It’s the dream, isn’t it? Spending your golden years beneath the hot glow of the equatorial sun, your toes curled up in the sand, a great book at hand to capture your imagination while the rest of you is stress-free.
Retirement is financially complex at the best of times, let alone when living overseas comes into the equation. Problems arise when people plan to retire abroad without taking into consider some financial hindrances along the way, the most prolific being the issue of “frozen” pensions.
The Deep Freeze
A frozen pension occurs when a UK resident emigrates while taking out their pension to a country outside of the European Economic Area (EEA), Switzerland and countries with mutual social security agreements with the UK, most notably the US.
If a retiree moves somewhere that doesn’t meet these requirements, then their pension amount stays the same regardless of inflation rates and the increased cost of living. This obviously causes serious problems.
Feeling the Burn
UK expats living in Commonwealth countries such as Canada, South Africa and Australia are feeling the pinch of the UK’s unmoving stance on their state pension foreign policies, with some older retirees living on as little as £7 a week.
Despite around 55,000 British expats suffering from the recoil of this policy, the UK government is reluctant to change the legislation. The projected cost to “unfreeze” expat pensions is £590m, a sum the government will avoid if it can.
If you’re considering retiring abroad to enjoy “the good life,” there are a few legalities you should be made aware of in order to fully prepare you, and ensure you maximise your retirement income.

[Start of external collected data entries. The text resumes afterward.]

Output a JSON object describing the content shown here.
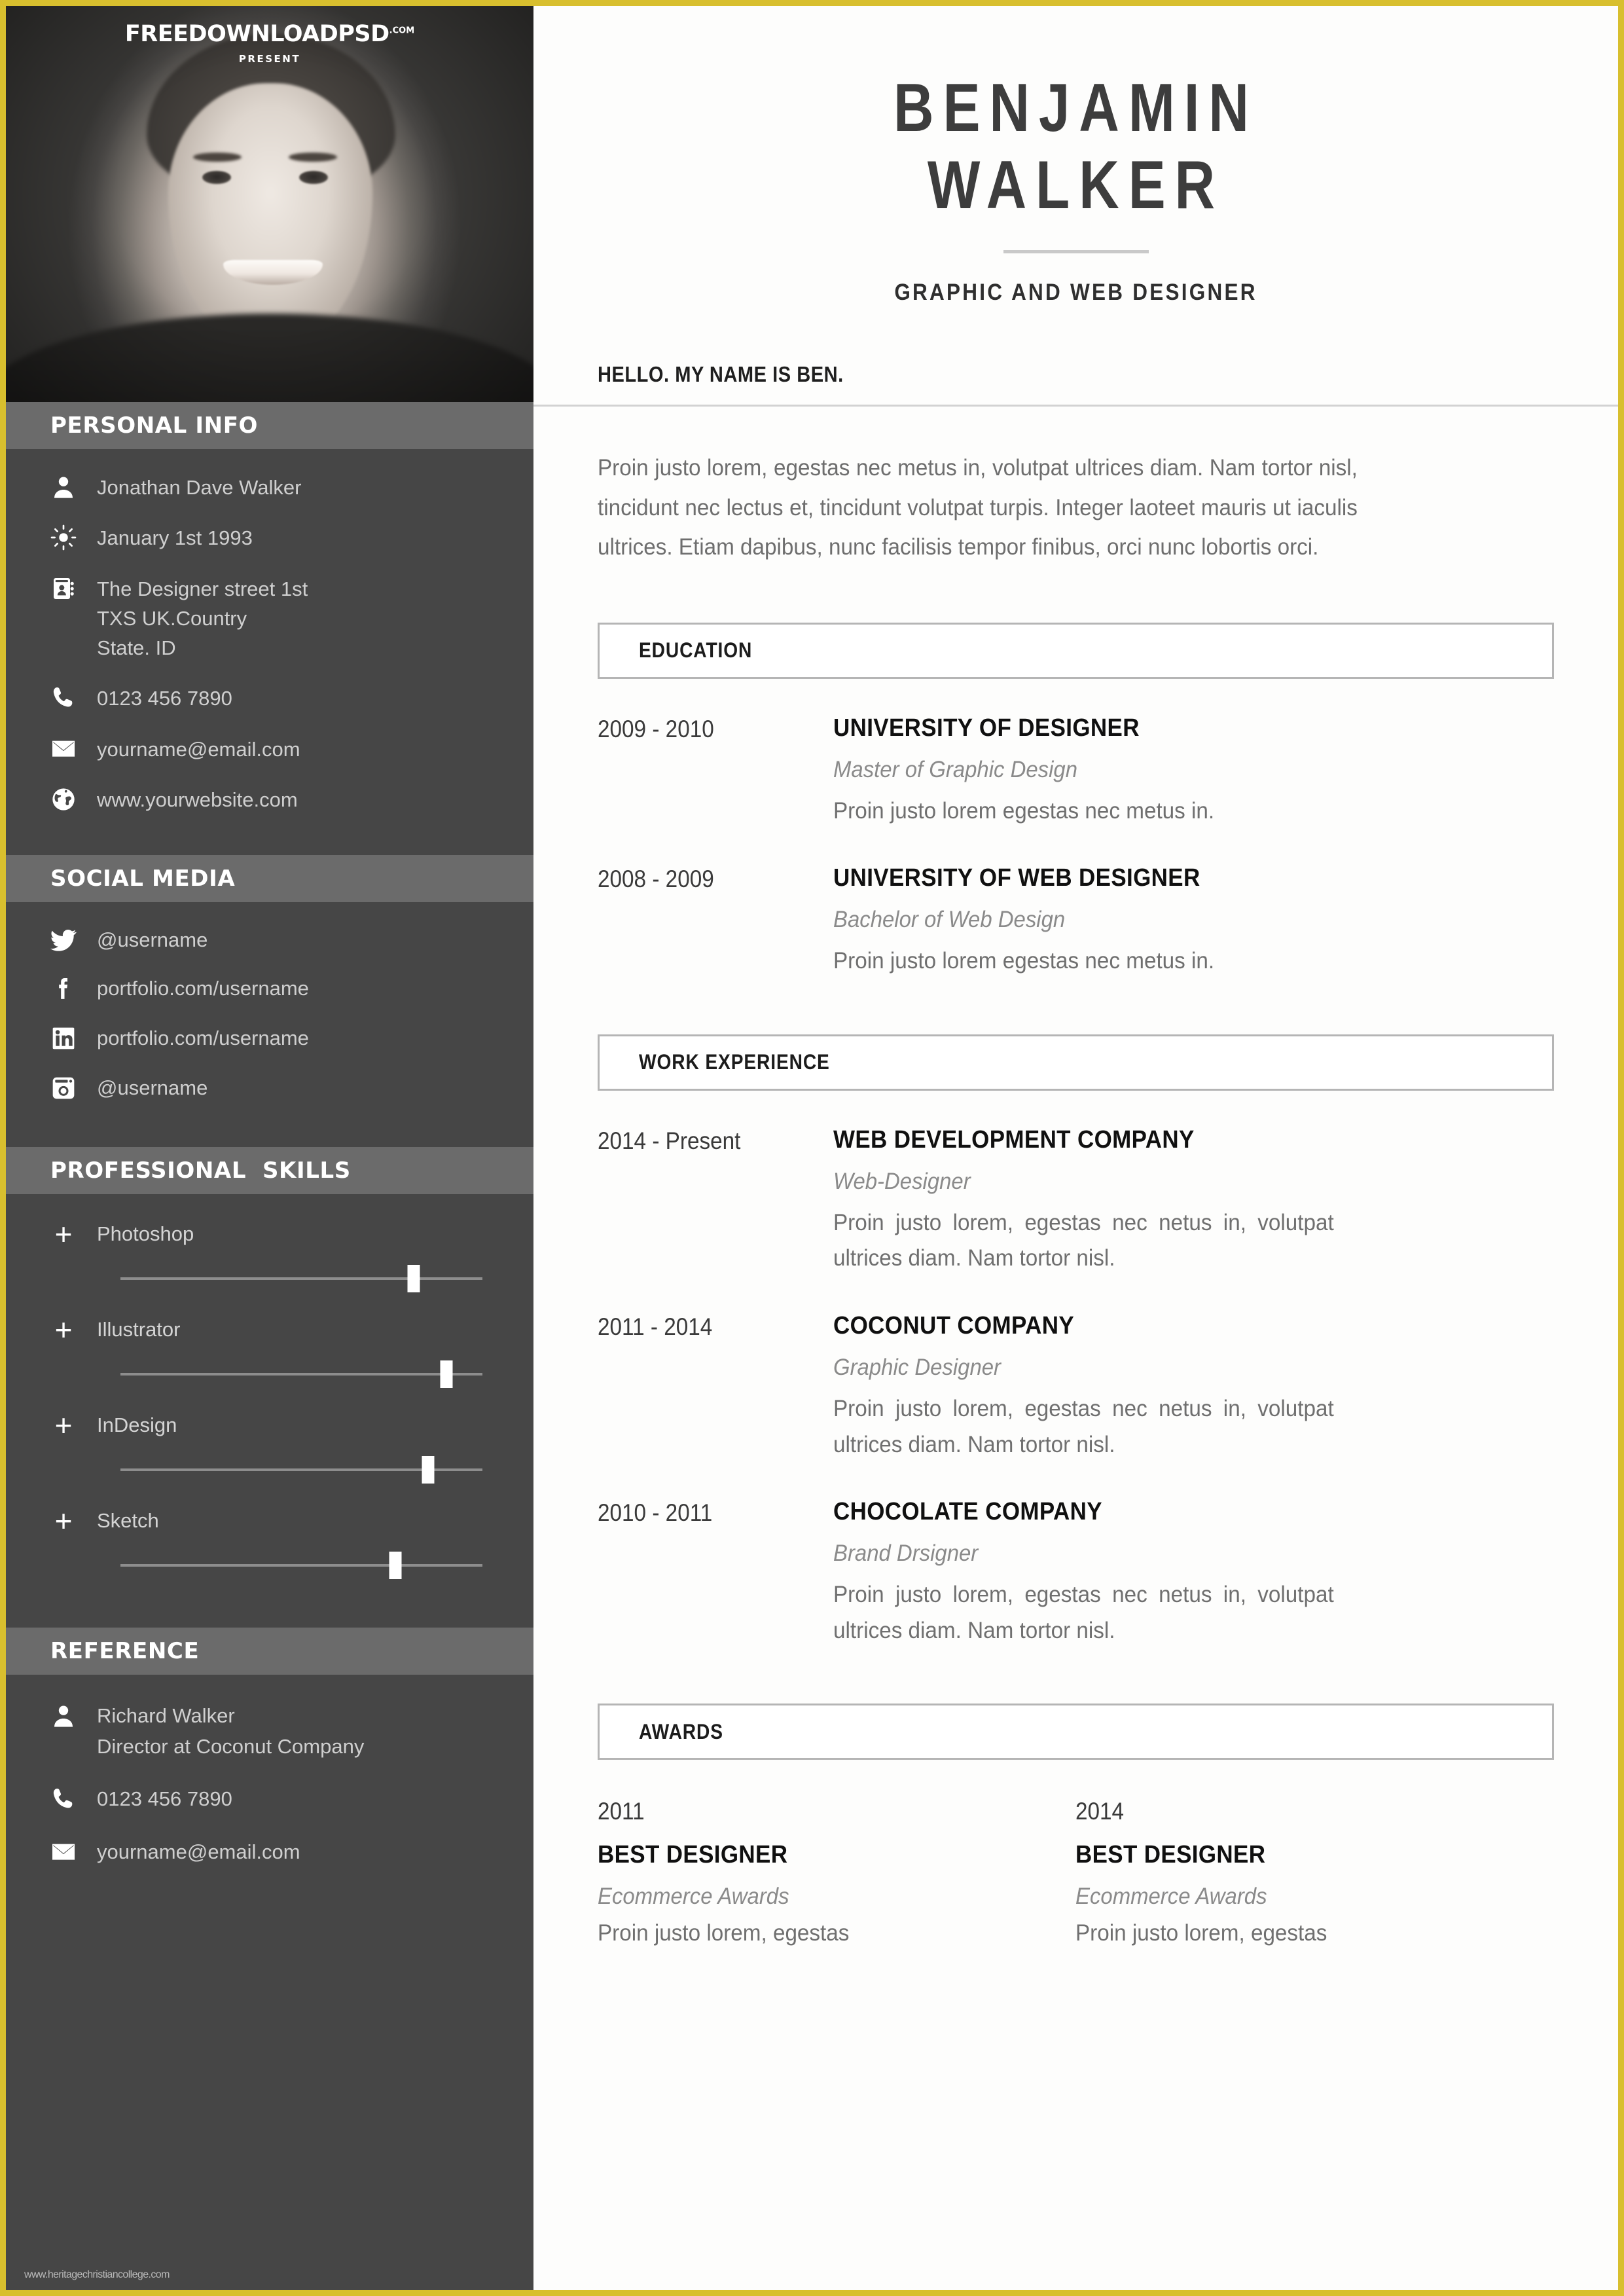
{
  "branding": {
    "logo_main": "FREEDOWNLO",
    "logo_mid": "A",
    "logo_end": "DPSD",
    "logo_suffix": ".COM",
    "present_label": "PRESENT"
  },
  "header": {
    "first_name": "BENJAMIN",
    "last_name": "WALKER",
    "job_title": "GRAPHIC AND WEB DESIGNER"
  },
  "about": {
    "greeting": "HELLO. MY NAME IS BEN.",
    "paragraph": "Proin justo lorem, egestas nec metus in, volutpat ultrices diam. Nam tortor nisl, tincidunt nec lectus et, tincidunt volutpat turpis. Integer laoteet mauris ut iaculis ultrices. Etiam dapibus, nunc facilisis tempor finibus, orci nunc lobortis orci."
  },
  "sidebar": {
    "personal_info": {
      "title": "PERSONAL INFO",
      "items": [
        {
          "icon": "person-icon",
          "text": "Jonathan Dave Walker"
        },
        {
          "icon": "sun-icon",
          "text": "January 1st 1993"
        },
        {
          "icon": "address-book-icon",
          "text": "The Designer street 1st\nTXS UK.Country\nState. ID"
        },
        {
          "icon": "phone-icon",
          "text": "0123 456 7890"
        },
        {
          "icon": "envelope-icon",
          "text": "yourname@email.com"
        },
        {
          "icon": "globe-icon",
          "text": "www.yourwebsite.com"
        }
      ]
    },
    "social_media": {
      "title": "SOCIAL MEDIA",
      "items": [
        {
          "icon": "twitter-icon",
          "text": "@username"
        },
        {
          "icon": "facebook-icon",
          "text": "portfolio.com/username"
        },
        {
          "icon": "linkedin-icon",
          "text": "portfolio.com/username"
        },
        {
          "icon": "instagram-icon",
          "text": "@username"
        }
      ]
    },
    "professional_skills": {
      "title": "PROFESSIONAL  SKILLS",
      "items": [
        {
          "name": "Photoshop",
          "level": 81
        },
        {
          "name": "Illustrator",
          "level": 90
        },
        {
          "name": "InDesign",
          "level": 85
        },
        {
          "name": "Sketch",
          "level": 76
        }
      ]
    },
    "reference": {
      "title": "REFERENCE",
      "items": [
        {
          "icon": "person-icon",
          "text": "Richard Walker\nDirector at Coconut Company"
        },
        {
          "icon": "phone-icon",
          "text": "0123 456 7890"
        },
        {
          "icon": "envelope-icon",
          "text": "yourname@email.com"
        }
      ]
    },
    "watermark": "www.heritagechristiancollege.com"
  },
  "education": {
    "title": "EDUCATION",
    "entries": [
      {
        "period": "2009 - 2010",
        "org": "UNIVERSITY OF DESIGNER",
        "role": "Master of Graphic Design",
        "desc": "Proin justo lorem egestas nec metus in."
      },
      {
        "period": "2008 - 2009",
        "org": "UNIVERSITY OF WEB DESIGNER",
        "role": "Bachelor of Web Design",
        "desc": "Proin justo lorem egestas nec metus in."
      }
    ]
  },
  "work_experience": {
    "title": "WORK EXPERIENCE",
    "entries": [
      {
        "period": "2014 - Present",
        "org": "WEB DEVELOPMENT COMPANY",
        "role": "Web-Designer",
        "desc": "Proin justo lorem, egestas nec netus in, volutpat ultrices diam. Nam tortor nisl."
      },
      {
        "period": "2011 - 2014",
        "org": "COCONUT COMPANY",
        "role": "Graphic Designer",
        "desc": "Proin justo lorem, egestas nec netus in, volutpat ultrices diam. Nam tortor nisl."
      },
      {
        "period": "2010 - 2011",
        "org": "CHOCOLATE  COMPANY",
        "role": "Brand Drsigner",
        "desc": "Proin justo lorem, egestas nec netus in, volutpat ultrices diam. Nam tortor nisl."
      }
    ]
  },
  "awards": {
    "title": "AWARDS",
    "entries": [
      {
        "year": "2011",
        "name": "BEST  DESIGNER",
        "sub": "Ecommerce Awards",
        "desc": "Proin justo  lorem, egestas"
      },
      {
        "year": "2014",
        "name": "BEST  DESIGNER",
        "sub": "Ecommerce Awards",
        "desc": "Proin justo  lorem, egestas"
      }
    ]
  },
  "colors": {
    "frame": "#d8bf2e",
    "sidebar_bg": "#464646",
    "section_bar": "#6b6b6b",
    "text_light": "#cfcfcf",
    "main_bg": "#fdfdfc"
  }
}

Taking a State Pension Abroad
State pensions can be claimed wherever you move to, though in some countries those pensions will be frozen. To access the full state pension of £113.10 a week, however, you’ll need to have a good thirty years of UK National Insurance contributions during your working life.
Once claimed, the state pension can be paid either into a UK account or directly into a foreign account in local currency, meaning that you can avoid transfer fees.
It is also worth noting that if you moved to your retirement destination before you took out a pension, and have established a decent work history, you may be eligible to claim a local state pension to supplement what you might have lost on your UK pension.
Taking a Private Pension
If you are planning on moving to a country outside of the EEA and the US, it’s worth building up a private pension pot to ensure that a frozen state pension doesn’t leave you poverty stricken ten years down the line.
Accessing a private pension pot is slightly more complicated than claiming a state pension. Private pensions established in the UK are paid in sterling into your UK account. To counter costly transfer fees and bank charges, you can set up an international account with the same bank; banks will often drop the fees if the funds stay within their jurisdiction.
Alternatively, you can move your pension pot abroad with a Qualifying Recognised Overseas Pensions Scheme (QROPS). Once you’ve been a non-UK resident for five years, your QROPS will be out of the UK tax net, which means you can enjoy a tax-free pension.
If you can put in the financial preparation, retiring abroad can be a wonderful ordeal. So sit back, relax, and enjoy the golden years the way you always wanted to.